All their knowledge, all their skills, and all their experiences
are of no useful purpose in their present state.
Money, the love
of which Paul says is the root of all evil, is of little use
to those in these homes. Some in these homes have a great
deal of money, but they get no better care than the one next
to them who is on welfare. Of course, the very, very rich
can have private nursing care around the clock, but was this
the reason for their driving ambition to accumulate a fortune?
To have a nurse sit by their wheelchair while they doze?
Surely our life
must have more purpose than just to accumulate a lot of money
to spend on nursing care. Mrs. Wrigley spent her last years
on the top floor of her mansion surrounded by doctors and
nurses, and never even knew they were there as she was in
a coma.
We cannot help
growing old and the only alternative is to die, but we need
to re-evaluate our priorities to make sure that the things
that take up our time now will have a value when Christ comes.

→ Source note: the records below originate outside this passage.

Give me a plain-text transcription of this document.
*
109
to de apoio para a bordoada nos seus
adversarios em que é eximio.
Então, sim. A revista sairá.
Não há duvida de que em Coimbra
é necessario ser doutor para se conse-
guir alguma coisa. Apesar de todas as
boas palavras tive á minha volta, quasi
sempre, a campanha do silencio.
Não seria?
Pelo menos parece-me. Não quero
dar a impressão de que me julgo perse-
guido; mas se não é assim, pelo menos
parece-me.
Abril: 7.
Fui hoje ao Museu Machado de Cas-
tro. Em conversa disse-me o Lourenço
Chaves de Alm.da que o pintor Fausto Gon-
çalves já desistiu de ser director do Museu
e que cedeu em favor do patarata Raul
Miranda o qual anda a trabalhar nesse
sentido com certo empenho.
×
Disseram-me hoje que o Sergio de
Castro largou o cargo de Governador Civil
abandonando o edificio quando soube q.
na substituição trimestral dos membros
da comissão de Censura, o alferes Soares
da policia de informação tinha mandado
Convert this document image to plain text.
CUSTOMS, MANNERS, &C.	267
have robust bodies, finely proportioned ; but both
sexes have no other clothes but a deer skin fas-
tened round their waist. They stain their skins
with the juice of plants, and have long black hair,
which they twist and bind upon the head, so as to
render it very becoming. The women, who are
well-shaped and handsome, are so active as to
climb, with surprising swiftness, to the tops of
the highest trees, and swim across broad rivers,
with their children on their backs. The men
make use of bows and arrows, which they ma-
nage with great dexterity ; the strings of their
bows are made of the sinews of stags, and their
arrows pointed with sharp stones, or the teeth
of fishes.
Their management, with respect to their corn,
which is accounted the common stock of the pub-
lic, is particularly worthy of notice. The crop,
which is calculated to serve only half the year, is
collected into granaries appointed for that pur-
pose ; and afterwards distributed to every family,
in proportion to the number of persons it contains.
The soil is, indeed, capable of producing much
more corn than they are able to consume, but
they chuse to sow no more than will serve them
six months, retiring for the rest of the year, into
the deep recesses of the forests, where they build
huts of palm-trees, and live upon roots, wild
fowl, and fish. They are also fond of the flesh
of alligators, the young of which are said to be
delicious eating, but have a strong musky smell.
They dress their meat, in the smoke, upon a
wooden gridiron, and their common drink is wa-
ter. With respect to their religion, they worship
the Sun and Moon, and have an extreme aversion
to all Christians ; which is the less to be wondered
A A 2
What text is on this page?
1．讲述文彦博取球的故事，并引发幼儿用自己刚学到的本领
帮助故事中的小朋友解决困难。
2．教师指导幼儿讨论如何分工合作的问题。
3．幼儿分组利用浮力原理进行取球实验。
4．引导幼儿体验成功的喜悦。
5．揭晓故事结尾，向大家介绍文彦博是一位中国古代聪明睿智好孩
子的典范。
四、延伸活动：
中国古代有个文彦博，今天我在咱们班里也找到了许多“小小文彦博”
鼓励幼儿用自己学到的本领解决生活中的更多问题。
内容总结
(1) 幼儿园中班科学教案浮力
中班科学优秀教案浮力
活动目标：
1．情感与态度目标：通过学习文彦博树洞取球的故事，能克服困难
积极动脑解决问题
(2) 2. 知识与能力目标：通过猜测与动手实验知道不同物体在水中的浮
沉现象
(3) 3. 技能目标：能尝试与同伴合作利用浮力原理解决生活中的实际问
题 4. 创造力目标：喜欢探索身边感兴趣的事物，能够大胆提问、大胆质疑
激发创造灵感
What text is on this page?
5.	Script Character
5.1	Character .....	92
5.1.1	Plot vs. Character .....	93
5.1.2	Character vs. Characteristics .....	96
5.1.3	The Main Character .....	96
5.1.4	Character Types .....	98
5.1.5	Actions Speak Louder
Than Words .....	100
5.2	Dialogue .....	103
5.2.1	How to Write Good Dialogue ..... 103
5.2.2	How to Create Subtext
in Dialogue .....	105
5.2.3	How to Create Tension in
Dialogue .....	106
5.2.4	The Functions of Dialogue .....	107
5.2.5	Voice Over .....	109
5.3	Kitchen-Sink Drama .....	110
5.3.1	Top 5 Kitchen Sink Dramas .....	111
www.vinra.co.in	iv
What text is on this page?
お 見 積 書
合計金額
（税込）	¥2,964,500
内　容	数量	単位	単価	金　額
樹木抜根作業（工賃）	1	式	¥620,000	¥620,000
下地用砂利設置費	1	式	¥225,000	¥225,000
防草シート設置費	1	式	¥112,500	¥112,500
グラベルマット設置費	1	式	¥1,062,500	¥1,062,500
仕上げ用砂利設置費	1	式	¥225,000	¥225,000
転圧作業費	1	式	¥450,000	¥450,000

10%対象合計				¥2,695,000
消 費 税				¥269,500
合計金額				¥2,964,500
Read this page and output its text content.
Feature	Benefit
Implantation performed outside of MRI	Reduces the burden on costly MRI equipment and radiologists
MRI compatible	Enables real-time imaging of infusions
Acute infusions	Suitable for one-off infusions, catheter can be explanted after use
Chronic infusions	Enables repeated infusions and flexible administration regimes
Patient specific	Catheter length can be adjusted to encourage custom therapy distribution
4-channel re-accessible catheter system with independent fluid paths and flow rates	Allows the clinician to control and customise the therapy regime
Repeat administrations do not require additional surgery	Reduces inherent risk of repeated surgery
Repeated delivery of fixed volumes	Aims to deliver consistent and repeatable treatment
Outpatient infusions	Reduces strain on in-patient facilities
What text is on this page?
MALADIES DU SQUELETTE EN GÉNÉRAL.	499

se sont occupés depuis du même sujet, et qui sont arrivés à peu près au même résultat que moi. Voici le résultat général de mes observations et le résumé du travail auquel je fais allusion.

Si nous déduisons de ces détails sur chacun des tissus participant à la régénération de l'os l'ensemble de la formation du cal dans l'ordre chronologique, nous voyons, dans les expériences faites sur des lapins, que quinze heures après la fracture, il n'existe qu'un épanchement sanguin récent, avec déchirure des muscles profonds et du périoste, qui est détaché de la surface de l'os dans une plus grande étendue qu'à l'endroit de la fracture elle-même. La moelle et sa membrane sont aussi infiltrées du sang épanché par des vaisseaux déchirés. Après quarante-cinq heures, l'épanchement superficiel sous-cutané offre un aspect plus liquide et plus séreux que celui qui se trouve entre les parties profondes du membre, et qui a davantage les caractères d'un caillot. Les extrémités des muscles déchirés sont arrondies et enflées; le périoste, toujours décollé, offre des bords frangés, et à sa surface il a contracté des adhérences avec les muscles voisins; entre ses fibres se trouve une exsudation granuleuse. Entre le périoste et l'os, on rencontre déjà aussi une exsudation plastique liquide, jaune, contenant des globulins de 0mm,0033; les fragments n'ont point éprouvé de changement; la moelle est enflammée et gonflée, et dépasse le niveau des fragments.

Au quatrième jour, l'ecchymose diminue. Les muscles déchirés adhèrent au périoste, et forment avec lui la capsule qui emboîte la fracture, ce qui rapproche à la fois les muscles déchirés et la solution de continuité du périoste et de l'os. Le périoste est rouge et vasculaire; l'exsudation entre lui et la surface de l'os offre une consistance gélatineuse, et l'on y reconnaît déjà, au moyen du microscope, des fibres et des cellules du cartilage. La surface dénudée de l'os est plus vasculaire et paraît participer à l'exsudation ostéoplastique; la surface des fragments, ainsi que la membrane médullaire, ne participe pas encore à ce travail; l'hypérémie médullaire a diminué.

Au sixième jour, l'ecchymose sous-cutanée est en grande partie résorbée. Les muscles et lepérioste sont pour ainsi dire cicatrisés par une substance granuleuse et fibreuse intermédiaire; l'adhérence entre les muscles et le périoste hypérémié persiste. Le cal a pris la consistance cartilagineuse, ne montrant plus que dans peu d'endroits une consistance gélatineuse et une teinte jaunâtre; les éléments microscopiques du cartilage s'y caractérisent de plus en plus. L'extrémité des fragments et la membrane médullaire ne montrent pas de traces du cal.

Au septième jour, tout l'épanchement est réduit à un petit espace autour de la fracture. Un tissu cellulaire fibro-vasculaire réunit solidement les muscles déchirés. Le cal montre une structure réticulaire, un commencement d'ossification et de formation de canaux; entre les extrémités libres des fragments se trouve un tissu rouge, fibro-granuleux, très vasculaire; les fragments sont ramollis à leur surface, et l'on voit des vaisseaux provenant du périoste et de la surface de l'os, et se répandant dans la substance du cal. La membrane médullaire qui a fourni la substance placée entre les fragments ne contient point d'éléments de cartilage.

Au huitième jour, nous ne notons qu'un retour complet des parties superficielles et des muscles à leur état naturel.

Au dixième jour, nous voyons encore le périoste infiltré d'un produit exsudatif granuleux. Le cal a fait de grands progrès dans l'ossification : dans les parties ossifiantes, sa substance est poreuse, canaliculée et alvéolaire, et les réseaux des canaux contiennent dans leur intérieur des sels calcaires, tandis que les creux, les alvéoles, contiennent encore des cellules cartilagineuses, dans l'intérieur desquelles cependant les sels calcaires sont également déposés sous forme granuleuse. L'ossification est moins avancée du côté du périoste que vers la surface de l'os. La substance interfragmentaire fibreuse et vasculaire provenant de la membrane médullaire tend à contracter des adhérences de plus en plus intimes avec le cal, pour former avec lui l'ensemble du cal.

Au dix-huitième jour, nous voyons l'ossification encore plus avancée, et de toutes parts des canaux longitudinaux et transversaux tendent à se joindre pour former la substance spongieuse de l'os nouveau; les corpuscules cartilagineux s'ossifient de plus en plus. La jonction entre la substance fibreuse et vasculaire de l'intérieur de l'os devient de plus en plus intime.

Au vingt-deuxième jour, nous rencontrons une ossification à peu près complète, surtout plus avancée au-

All the rest, no matter how much fun it may be or how rich
it may make us, will be like the chaff of the summer threshing
floor in the day of Christ’s coming.
Let us make sure
that our young ones are taught the true values of life and
to seek first the kingdom of God. All the things the Gentiles
seek for will be supplied by God if we will put Him first
in our lives; that’s a promise from Jesus Christ. As we observe
the rich and famous of this world surrounded by their trophies
and memorabilia, dozing in their wheelchairs, we realize that
the things of this life at their very best are still only
vanity and vexation of spirit.
How thankful we
are to be in possession of the true riches and to have hope
beyond this time of trouble. With Paul we say, ”For our light
affliction, which is but for a moment, worketh for us a far
more exceeding and eternal weight of glory.”